# Battı balık yan gider.



## seitt

Greetings


Please see:

http://tureng.com/search/battı balık yan gider

battı balık yan gider  I might as well be hanged for a sheep as a lamb


But what does this mean literally, please? The first part must be, “The fish has sunk”, but I don't understand “yan gider”.


Best wishes, and many thanks,


Simon


----------



## RimeoftheAncientMariner

Hi,

yan gider - wades sideways


----------



## nigromante00

in for a penny in for a pound


----------



## seitt

Many thanks – so the idea is that when the fish sinks, it wriggles along sideways on the sea bottom, is it?


----------



## Gemmenita




----------



## sosyopat

I think you should not translate word by word

you have to focus what is mean "battı balık yan gider" . 

and in my opinion it's mean : if was something gone bad, it will be bad till the end (or like this)

sorry for my english but this is the best translation


----------



## nigromante00

i agree with sosyopat, exactly that´s what it means


----------



## RimeoftheAncientMariner

in tdk.gov.tr

def :
*battı balık yan gider  *
"işler kötü gittiğine göre artık istenildiği gibi davranılabilir" anlamında kullanılan bir söz
"_Sonra hani bir gemimiz batmıştı._" - *S. F. Abasıyanık*

Since things are going for the worse, anyone is free to act freely

I Hope this Helps !


----------



## Gemmenita

seitt said:


> (...) But what does this mean literally, please?
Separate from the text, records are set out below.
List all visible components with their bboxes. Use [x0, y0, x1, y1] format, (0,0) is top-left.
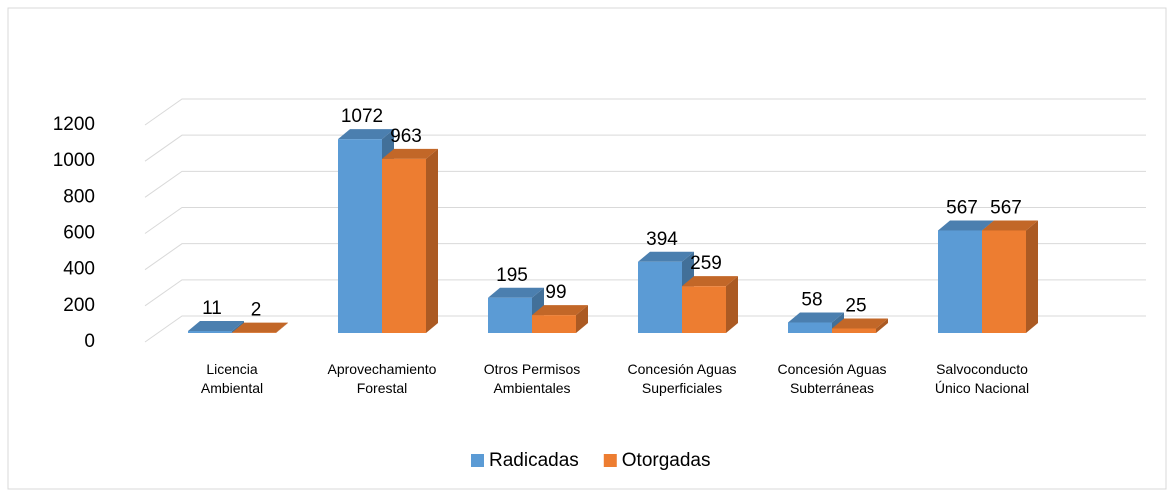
legend-label: Radicadas: [489, 450, 579, 471]
bar-side: [876, 318, 888, 333]
bar-top: [188, 321, 244, 332]
bar-side: [276, 322, 288, 333]
bar-side: [232, 321, 244, 333]
bar-top: [832, 318, 888, 329]
bar-front: [832, 328, 876, 333]
grid-line: [144, 279, 1146, 307]
value-label: 567: [946, 197, 978, 218]
value-label: 394: [646, 229, 678, 250]
legend-swatch: [471, 454, 484, 467]
bar-top: [982, 220, 1038, 231]
y-tick-label: 200: [63, 295, 95, 316]
grid-line: [144, 243, 1146, 271]
legend-label: Otorgadas: [622, 450, 711, 471]
x-tick-label: Licencia Ambiental: [201, 361, 263, 396]
x-tick-label: Concesión Aguas Superficiales: [628, 361, 737, 396]
value-label: 259: [690, 253, 722, 274]
y-tick-label: 800: [63, 186, 95, 207]
bar-front: [788, 322, 832, 333]
value-label: 2: [251, 300, 262, 321]
bar-top: [532, 305, 588, 316]
value-label: 11: [202, 298, 222, 319]
bar-side: [576, 305, 588, 333]
y-tick-label: 600: [63, 223, 95, 244]
legend-swatch: [603, 454, 617, 467]
bar-front: [638, 261, 682, 333]
bar-side: [1026, 220, 1038, 333]
bar-top: [788, 312, 844, 323]
bar: [832, 318, 888, 333]
bar-front: [488, 297, 532, 333]
bar: [232, 322, 288, 333]
grid-line: [144, 134, 1146, 162]
bar: [682, 276, 738, 333]
bar-front: [682, 286, 726, 333]
y-tick-label: 1000: [53, 150, 95, 171]
bar: [188, 321, 244, 333]
bar: [982, 220, 1038, 333]
value-label: 99: [545, 282, 566, 303]
bar: [382, 148, 438, 333]
bar: [532, 305, 588, 333]
value-label: 1072: [341, 106, 383, 127]
bar-front: [382, 158, 426, 333]
grid-line: [144, 207, 1146, 234]
value-label: 25: [845, 295, 866, 316]
bar-top: [682, 276, 738, 287]
value-label: 567: [990, 197, 1022, 218]
bar-front: [338, 139, 382, 333]
bar-front: [532, 315, 576, 333]
bar-top: [488, 287, 544, 298]
y-tick-label: 1200: [53, 114, 95, 135]
value-label: 195: [496, 265, 528, 286]
bar-side: [426, 148, 438, 333]
bar-top: [938, 220, 994, 231]
x-tick-label: Concesión Aguas Subterráneas: [778, 361, 887, 396]
bar-front: [982, 230, 1026, 333]
grid-line: [144, 170, 1146, 198]
x-tick-label: Otros Permisos Ambientales: [484, 361, 580, 396]
x-tick-label: Salvoconducto Único Nacional: [935, 361, 1029, 396]
grid-line: [144, 98, 1146, 126]
x-tick-label: Aprovechamiento Forestal: [328, 361, 437, 396]
bar-front: [938, 230, 982, 333]
y-tick-label: 0: [84, 331, 95, 352]
bar-top: [232, 322, 288, 333]
bar-top: [338, 129, 394, 140]
bar-top: [382, 148, 438, 159]
bar-side: [726, 276, 738, 333]
bar-front: [188, 331, 232, 333]
y-tick-label: 400: [63, 259, 95, 280]
bar-top: [638, 251, 694, 262]
value-label: 58: [801, 290, 822, 311]
value-label: 963: [390, 126, 422, 147]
The first part must be, “The fish has sunk”, but I don't understand “yan gider”. (...)





seitt said:


> Many thanks – so the idea is that when the fish sinks, it wriggles along sideways on the sea bottom, is it?



Hi Seitt,

As far as I got from your first and fourth posts, you wanted mostly to know the _literal_ meaning, that's why I didn't go further than literal meaning.

But as sosyopat has said too (welcome sosyopat, hoş geldin!), it is better to know the main meaning and usage more than its literal meaning.

I agree with Rime of the Ancient Mariner!

Battı balık yan gider : "İşlerin kötü gittiğine, düzelmeyeceğine, bu konuda da umut kalmadığına göre *artık istenildiği gibi davranılabilir*, *ne olursa olsun*" anlamında kullanılır.

The main idea exists specially in the words that I made bold
...and finally means :

When someone has sunk like a fish (due to problems), no important anymore for him what will happen in other worse situations, therefore he acts freely
regardless of the result !


İyi çeviriler !


----------



## RimeoftheAncientMariner

"işler kötü gittiğine göre artık istenildiği gibi davranılabilir"

it could as well be translated as

Now that there is a Spanner in the Works, random/haphazard behaviour is welcome .

OR

The things are not working out right, so people can behave freely


----------